One of the bigger news items today, if you ignore the swine flu, was that the Pope made an apology for residential school abuse in Canada. This follows apologies from other major players, including the Canadian Government last year. I’m sure this statement is very important to numerous Aboriginal and First Nations persons and their descendants who were subjected to residential schools.

Another story that came to my attention today is that I missed a B.C. Court of Appeal ruling issued 3 weeks ago on the topic of Indian Status (Indian of course used in the legal definition under the Indian Act). I had been tipped off about the McIvor case when it was in the B.C. Supreme Court 2 years ago. The new ruling limits the first one and gives the federal government a year to amend the Indian Act or appeal to the Supreme Court. I see no mention of it on the Indian and Northern Affairs Canada site, so I assume the government is preparing its response. The Globe speculates as to the result (stupid Globe makes you pay after 2 weeks so I am linking to blog spam).

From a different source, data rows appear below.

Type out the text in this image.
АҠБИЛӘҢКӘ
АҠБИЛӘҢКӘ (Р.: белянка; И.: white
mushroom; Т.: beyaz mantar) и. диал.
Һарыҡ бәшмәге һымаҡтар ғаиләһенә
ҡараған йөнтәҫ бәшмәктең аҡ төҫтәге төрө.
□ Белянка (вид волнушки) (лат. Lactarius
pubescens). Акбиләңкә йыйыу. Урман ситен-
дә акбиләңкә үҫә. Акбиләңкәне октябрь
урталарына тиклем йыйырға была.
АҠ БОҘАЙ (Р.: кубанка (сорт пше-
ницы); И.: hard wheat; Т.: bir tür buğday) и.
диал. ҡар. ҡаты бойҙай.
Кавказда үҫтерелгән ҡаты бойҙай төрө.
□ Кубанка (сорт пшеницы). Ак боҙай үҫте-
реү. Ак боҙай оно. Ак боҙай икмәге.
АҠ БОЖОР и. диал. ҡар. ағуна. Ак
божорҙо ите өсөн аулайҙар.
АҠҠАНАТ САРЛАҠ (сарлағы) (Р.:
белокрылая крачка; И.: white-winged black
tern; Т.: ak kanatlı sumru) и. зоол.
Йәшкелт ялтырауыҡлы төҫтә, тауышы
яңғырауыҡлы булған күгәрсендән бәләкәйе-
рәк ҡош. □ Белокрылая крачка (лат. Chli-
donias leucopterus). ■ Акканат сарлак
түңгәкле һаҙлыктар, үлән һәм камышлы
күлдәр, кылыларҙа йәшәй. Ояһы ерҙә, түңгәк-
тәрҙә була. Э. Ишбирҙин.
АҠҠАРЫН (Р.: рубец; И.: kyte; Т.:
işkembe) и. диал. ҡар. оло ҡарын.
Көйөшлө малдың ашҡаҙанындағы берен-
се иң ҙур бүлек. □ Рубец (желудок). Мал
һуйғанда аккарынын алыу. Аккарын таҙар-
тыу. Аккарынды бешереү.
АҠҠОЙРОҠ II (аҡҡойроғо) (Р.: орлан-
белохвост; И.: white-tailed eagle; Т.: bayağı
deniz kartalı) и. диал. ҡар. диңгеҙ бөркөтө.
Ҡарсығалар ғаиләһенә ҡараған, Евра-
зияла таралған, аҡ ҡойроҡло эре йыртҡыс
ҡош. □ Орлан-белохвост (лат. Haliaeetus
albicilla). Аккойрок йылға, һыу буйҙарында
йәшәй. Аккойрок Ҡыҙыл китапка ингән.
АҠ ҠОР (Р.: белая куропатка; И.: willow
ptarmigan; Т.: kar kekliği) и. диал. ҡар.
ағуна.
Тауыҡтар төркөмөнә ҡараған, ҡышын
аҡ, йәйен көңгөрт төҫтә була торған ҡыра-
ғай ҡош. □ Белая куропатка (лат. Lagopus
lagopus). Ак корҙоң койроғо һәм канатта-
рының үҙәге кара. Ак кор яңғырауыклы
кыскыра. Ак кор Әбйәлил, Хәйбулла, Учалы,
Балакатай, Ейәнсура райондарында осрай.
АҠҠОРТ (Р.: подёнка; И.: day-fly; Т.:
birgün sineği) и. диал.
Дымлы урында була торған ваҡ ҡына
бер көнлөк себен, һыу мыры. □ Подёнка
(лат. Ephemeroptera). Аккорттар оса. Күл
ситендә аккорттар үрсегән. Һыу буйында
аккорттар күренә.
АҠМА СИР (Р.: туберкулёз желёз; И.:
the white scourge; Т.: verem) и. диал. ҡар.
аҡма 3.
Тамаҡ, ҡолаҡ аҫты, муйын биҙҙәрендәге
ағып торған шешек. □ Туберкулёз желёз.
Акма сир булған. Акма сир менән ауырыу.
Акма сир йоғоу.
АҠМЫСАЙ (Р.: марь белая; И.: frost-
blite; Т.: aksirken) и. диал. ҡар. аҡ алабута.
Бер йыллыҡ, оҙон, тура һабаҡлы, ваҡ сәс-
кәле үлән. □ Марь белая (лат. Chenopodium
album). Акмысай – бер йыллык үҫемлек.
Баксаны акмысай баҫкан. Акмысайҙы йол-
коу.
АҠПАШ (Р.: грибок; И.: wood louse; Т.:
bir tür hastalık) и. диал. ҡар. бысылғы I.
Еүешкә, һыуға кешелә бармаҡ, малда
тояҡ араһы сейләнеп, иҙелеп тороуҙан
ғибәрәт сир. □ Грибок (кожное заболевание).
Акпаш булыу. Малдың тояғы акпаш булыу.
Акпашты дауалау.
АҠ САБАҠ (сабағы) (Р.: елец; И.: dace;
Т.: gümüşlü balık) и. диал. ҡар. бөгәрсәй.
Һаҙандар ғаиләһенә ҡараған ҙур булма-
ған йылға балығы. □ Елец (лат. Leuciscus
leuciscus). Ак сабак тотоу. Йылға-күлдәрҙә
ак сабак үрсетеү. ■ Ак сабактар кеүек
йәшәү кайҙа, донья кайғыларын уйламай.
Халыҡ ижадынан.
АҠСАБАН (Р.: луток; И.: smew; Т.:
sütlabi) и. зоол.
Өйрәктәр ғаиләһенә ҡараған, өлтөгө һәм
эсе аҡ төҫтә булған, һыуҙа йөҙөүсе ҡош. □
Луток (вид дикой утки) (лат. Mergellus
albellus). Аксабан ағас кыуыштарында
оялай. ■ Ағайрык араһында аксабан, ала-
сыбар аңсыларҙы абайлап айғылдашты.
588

Take for example a status native women who’s parents were both status native, who married a non-native man, who’s status native daughter married a non-native man. As a result of this legislation, it appears that their children, who currently could only register as Metis, could be status native. (This is my reading from the ruling and the Indian Act on eligibility for status – feel free to correct me if I’m wrong) I would presume that there are thousands of cases of Canadians who would now be eligible to be status native.

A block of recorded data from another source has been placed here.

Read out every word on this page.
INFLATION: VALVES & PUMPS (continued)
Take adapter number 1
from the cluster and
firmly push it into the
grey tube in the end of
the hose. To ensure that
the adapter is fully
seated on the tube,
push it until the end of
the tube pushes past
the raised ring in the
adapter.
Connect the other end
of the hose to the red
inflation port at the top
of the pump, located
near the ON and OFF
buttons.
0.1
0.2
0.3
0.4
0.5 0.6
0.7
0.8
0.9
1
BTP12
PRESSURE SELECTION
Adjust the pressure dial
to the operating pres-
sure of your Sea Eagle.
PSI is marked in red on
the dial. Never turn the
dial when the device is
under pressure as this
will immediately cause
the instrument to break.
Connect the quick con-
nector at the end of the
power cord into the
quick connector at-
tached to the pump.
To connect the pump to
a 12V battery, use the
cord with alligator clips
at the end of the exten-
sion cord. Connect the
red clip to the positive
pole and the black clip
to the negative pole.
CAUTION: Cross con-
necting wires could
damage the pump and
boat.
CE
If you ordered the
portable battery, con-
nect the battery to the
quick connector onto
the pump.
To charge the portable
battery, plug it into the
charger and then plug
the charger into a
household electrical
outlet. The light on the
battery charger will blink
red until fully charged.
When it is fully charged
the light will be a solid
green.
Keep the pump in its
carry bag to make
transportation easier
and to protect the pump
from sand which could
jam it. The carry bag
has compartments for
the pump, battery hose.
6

It is not particularly hard to grant status to these people, but status comes along with numerous social, political, cultural, and economic benefits. Membership in bands would increase and services provided by them would have to receive funding. There would be an impact on reserves. The federal government would be impacted by the numerous economic benefits and services it provides to status natives.

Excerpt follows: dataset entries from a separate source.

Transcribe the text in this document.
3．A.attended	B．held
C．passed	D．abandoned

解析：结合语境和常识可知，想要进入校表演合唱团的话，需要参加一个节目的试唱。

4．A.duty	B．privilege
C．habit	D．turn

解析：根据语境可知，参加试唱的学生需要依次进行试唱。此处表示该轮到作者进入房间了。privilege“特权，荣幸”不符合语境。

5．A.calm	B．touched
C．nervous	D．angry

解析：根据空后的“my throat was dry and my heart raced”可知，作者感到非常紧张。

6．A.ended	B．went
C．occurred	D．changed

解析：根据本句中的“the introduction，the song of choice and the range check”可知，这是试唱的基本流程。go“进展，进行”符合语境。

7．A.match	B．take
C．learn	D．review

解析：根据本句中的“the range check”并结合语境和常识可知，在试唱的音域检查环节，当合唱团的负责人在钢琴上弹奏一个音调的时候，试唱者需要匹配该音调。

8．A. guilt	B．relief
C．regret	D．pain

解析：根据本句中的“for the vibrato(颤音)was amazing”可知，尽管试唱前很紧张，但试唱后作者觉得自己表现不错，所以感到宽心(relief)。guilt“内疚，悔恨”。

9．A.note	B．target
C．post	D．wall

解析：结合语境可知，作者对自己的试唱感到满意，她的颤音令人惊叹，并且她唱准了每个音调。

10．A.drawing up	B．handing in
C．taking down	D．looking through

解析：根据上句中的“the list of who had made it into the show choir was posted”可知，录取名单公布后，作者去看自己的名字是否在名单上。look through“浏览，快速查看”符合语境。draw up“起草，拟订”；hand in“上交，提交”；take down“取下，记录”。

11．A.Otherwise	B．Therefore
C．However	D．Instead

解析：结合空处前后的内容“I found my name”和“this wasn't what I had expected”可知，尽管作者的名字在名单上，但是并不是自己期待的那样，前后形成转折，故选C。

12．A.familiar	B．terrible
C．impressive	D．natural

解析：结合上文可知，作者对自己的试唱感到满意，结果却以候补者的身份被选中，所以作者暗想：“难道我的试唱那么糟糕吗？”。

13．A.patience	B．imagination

One of the more interesting things would be to address past compensation by the discrimination in the Indian Act. The Act was modified in 1985 and in the 24 years since, an individual could have benefited significantly from native status. For example, if the child of the above situation I mentioned was born in 1986, in the last 23 years that individual did not receive the tax breaks, additional healthcare benefits, hunting and fishing rights, support for post secondary education, and membership in a band (which may have during that time received treaty settlements which they did not share in), to name a few.

I’ve been of the opinion for a long time that the Indian Act and the reserve system is flawed. Maybe over the next year some of these issues can be reviewed and the Indian Act can be amended or superceded.